Unjuk rasa yang melibatkan ratusan bahkan ribuan pedagang yang biasa beroperasi di Pasar Raya Padang ke balaikota Padang dan juga DPRD Padang beberapa waktu lalu, menyisakan banyak pertanyaan di kalangan masyarakat luas.
Di satu sisi, apa yang dilakukan pedagang adalah bentuk semakin meluasnya "ilmu demokrasi" di tengah masyarakat, namun sebaliknya, kehadiran ribuan pedagang tentu membutuhkan sebuah "ilmu manajerial" pula.
Jika menyigi kebijakan yang dilakukan Pemko Padang terhadap pedagang pascagempa 30 September lalu, sebenarnya sudah cukup bagus. Sebab, dengan hancurnya infrastruktur pasar raya, tentu areal tersebut tak lagi layak dijadikan sebagai tempat mencari nafkah.
Nah, Pemko Padang selaku abdi masyarakat, menyadari betul kesulitan yang dihadapi warganya itu. Maka lahirlah kebijakan untuk merelokasi pedagang untuk sementara waktu sampai areal yang biasa mereka tempati kembali dibangun.
Pemilihan Jalan Sandang Pangan dan Jalan Pasar Baru pun, sebenarnya telah melalui kajian dan observasi yang mendalam. Sebab, sebagai daerah yang masih berada di kawasan Pasar Raya Padang, tentu kawasan ini lebih memungkinkan untuk digunakan sebagai pasar sementara.
Selain itu, penggunaan kedua areal tersebut memiliki tingkat permasalahan atau perbenturan yang sangat kecil. Pemko Padang pun selaku penguasa daerah bisa memberikan izin langsung dan tanpa berbelit-belit.
Namun di sini pula letak permasalahannya, pedagang menyebutkan areal tersebut tidak layak digunakan sebagai tempat berdagang. Selain buntu, juga terhitung sesak dan sumpek.
Penolakan pedagang inilah yang berbuntut panjang dengan maraknya aksi pedagang agar mereka diizinkan berdagang di kawasan Imam Bonjol dan M Yamin.
Pemerintah yang telah menyiapkan rencana tata ruang wilayah (RTRW), tentu tak bergeming. Karena kalau kedua areal itu dipaksakan, selain akan melahirkan masalah baru seperti kemacetan, kebisingan dan juga kesemberautan di pusat kota, juga karena kawasan Imam Bonjol merupakan paru-paru kota.
Selain itu juga harus diingat, areal Lapangan Imam Bonjol yang sekarang telah berubah menjadi Ruang Terbuka Hijau (RTH) Imam Bonjol adalah milik institusi TNI.

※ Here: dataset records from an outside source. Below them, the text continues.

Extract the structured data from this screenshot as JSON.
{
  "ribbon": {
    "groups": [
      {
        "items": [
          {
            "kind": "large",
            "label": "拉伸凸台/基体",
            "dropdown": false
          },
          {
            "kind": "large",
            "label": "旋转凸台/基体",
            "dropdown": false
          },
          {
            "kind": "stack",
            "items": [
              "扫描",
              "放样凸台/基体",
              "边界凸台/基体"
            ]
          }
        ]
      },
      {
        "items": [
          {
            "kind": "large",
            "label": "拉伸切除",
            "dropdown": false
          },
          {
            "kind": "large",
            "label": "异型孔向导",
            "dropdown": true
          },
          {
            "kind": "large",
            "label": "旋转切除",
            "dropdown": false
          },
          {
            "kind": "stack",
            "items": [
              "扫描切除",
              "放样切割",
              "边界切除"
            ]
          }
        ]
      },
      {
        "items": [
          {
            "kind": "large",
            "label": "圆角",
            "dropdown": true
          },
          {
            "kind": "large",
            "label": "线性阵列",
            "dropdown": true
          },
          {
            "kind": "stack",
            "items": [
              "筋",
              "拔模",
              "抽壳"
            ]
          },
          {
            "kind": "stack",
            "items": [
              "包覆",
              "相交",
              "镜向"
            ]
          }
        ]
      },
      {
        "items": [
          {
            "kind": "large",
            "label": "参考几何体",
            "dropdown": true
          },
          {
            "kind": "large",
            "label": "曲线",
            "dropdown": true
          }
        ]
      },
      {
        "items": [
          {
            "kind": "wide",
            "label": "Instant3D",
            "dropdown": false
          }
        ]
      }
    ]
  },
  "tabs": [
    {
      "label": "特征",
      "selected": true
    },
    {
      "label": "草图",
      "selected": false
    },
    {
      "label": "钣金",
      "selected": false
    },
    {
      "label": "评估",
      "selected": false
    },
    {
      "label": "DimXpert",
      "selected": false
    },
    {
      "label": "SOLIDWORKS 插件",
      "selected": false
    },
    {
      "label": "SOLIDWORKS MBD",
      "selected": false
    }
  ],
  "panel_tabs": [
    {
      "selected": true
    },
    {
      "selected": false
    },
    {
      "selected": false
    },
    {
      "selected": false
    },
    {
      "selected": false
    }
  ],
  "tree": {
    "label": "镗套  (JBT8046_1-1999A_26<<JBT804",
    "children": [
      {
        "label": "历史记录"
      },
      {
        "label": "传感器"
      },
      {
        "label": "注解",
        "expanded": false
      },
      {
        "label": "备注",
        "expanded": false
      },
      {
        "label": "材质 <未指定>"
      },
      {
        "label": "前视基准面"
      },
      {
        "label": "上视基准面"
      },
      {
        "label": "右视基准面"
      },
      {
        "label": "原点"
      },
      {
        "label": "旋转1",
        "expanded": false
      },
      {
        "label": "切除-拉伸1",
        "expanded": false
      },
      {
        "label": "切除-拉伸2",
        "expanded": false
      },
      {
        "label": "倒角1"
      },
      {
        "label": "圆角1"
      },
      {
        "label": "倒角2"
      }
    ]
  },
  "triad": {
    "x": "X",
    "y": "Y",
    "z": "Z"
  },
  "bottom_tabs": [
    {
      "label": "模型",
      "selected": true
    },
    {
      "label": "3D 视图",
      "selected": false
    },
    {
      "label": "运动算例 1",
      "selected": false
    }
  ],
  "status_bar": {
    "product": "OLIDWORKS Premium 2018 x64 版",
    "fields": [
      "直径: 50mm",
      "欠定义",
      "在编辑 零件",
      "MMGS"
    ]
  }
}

Kalau Pemko Padang nekad mendahulukan kepentingan rakyat yang tengah "tegang", tentu pemerintah harus melalui sejumlah tahapan yang tidak mudah dilalui.
Jalan terbaik yang bisa dilakukan pedagang saat ini adalah tetap menjalankan aktivitasnya sebagaimana biasa di areal yang telah ditetapkan pemerintah.

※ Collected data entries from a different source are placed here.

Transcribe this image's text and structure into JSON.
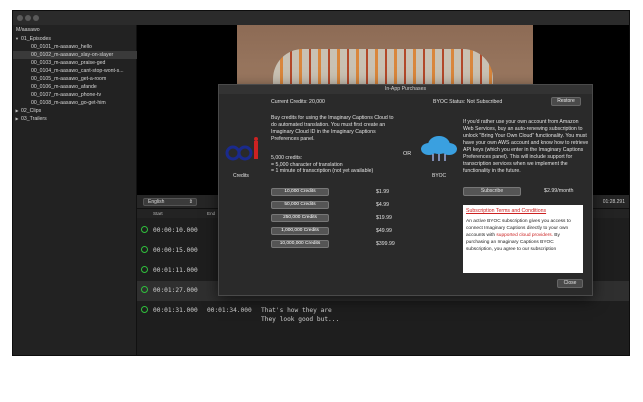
{
  "sidebar": {
    "project": "M/aasawo",
    "items": [
      {
        "label": "01_Episodes",
        "level": 0,
        "expanded": true
      },
      {
        "label": "00_0101_m-aasawo_hello",
        "level": 1
      },
      {
        "label": "00_0102_m-aasawo_slay-on-slayer",
        "level": 1,
        "selected": true
      },
      {
        "label": "00_0103_m-aasawo_praise-ged",
        "level": 1
      },
      {
        "label": "00_0104_m-aasawo_cant-stop-wont-s...",
        "level": 1
      },
      {
        "label": "00_0105_m-aasawo_get-a-room",
        "level": 1
      },
      {
        "label": "00_0106_m-aasawo_afande",
        "level": 1
      },
      {
        "label": "00_0107_m-aasawo_phone-tv",
        "level": 1
      },
      {
        "label": "00_0108_m-aasawo_go-get-him",
        "level": 1
      },
      {
        "label": "02_Clips",
        "level": 0,
        "expanded": false
      },
      {
        "label": "03_Trailers",
        "level": 0,
        "expanded": false
      }
    ]
  },
  "editor": {
    "language": "English",
    "timecode": "01:28.291",
    "col_start": "Start",
    "col_end": "End",
    "rows": [
      {
        "start": "00:00:10.000",
        "end": "",
        "text": "",
        "text2": ""
      },
      {
        "start": "00:00:15.000",
        "end": "",
        "text": "",
        "text2": ""
      },
      {
        "start": "00:01:11.000",
        "end": "",
        "text": "",
        "text2": ""
      },
      {
        "start": "00:01:27.000",
        "end": "",
        "text": "",
        "text2": "",
        "selected": true
      },
      {
        "start": "00:01:31.000",
        "end": "00:01:34.000",
        "text": "That's how they are",
        "text2": "They look good but..."
      }
    ]
  },
  "modal": {
    "title": "In-App Purchases",
    "current_credits": "Current Credits:  20,000",
    "byoc_status": "BYOC Status:   Not Subscribed",
    "restore_label": "Restore",
    "left_desc": "Buy credits for using the Imaginary Captions Cloud to do automated translation. You must first create an Imaginary Cloud ID in the Imaginary Captions Preferences panel.",
    "credits_label": "Credits",
    "or_label": "OR",
    "byoc_label": "BYOC",
    "credit_details": [
      "5,000 credits:",
      "= 5,000 character of translation",
      "= 1 minute of transcription (not yet available)"
    ],
    "packages": [
      {
        "label": "10,000 Credits",
        "price": "$1.99"
      },
      {
        "label": "50,000 Credits",
        "price": "$4.99"
      },
      {
        "label": "250,000 Credits",
        "price": "$19.99"
      },
      {
        "label": "1,000,000 Credits",
        "price": "$49.99"
      },
      {
        "label": "10,000,000 Credits",
        "price": "$399.99"
      }
    ],
    "right_desc": "If you'd rather use your own account from Amazon Web Services, buy an auto-renewing subscription to unlock \"Bring Your Own Cloud\" functionality. You must have your own AWS account and know how to retrieve API keys (which you enter in the Imaginary Captions Preferences panel). This will include support for transcription services when we implement the functionality in the future.",
    "subscribe_label": "Subscribe",
    "subscribe_price": "$2.99/month",
    "terms_title": "Subscription Terms and Conditions",
    "terms_p1": "An active BYOC subscription gives you access to connect Imaginary Captions directly to your own accounts with",
    "terms_link": "supported cloud providers.",
    "terms_p2": "By purchasing an Imaginary Captions BYOC subscription, you agree to our subscription",
    "close_label": "Close"
  },
  "colors": {
    "accent_red": "#cc2222",
    "logo_blue": "#1a2a8c",
    "cloud_blue": "#3aa0e0",
    "caption_icon_green": "#2fbf3c"
  },
  "icons": {
    "caption_row": "speech-bubble-icon",
    "cloud": "cloud-icon",
    "logo": "imaginary-captions-logo-icon"
  }
}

Sebab, kalau pedagang tetap asyik turun ke jalan, selain berpotensi menimbulkan "chaos", juga akan membuat roda perekonomian Kota Padang tersendat. Dan bagi pedagang sendiri, tentu turun ke jalan berdampak langsung pada pendapatan mereka.
Pedagang dan asosiasi pedagang, boleh tidak setuju dengan kebijakan yang telah ditetapkan pemerintah.
Namun, kalau penolakan terus dikedepankan, tentu berdampak pula pada hubungan yang kian tidak harmonis antara pemerintah dan pedagang sebagai bagian dari masyarakat luas.
Pedagang di satu sisi dan pemerintah di sisi lain, adalah bagian yang tidak terpisahkan dlam rantai demokrasi dan rantai ekonomi. Nah, akan lebih baik dan bijak rasanya kalau pedagang tetap menjalankan aktivitas sebagaimana biasanya. Pemerintah pun menjalankan fungsi sebagaimana seharusnya.
Sekarang timbul pertanyaan, bagaimana solusi penyelesaiannya ? Rasanya dengan mengirimkan sejumlah perwakilan yang diawasi secara ketat oleh pedagang ke pemko Padang, tentu akan dilahirkan sebuah kesepakatan baru.
Kota Padang yang telah porak poranda diguncang gempa, harus dibenahi secepatnya. Bagaimana caranya ? Caranya adalah dengan memberikan kesempatan kepada pemerintah menjalankan tugas dan fungsinya secara tepat dan didukung seluruh elemen masyarakat.(*****)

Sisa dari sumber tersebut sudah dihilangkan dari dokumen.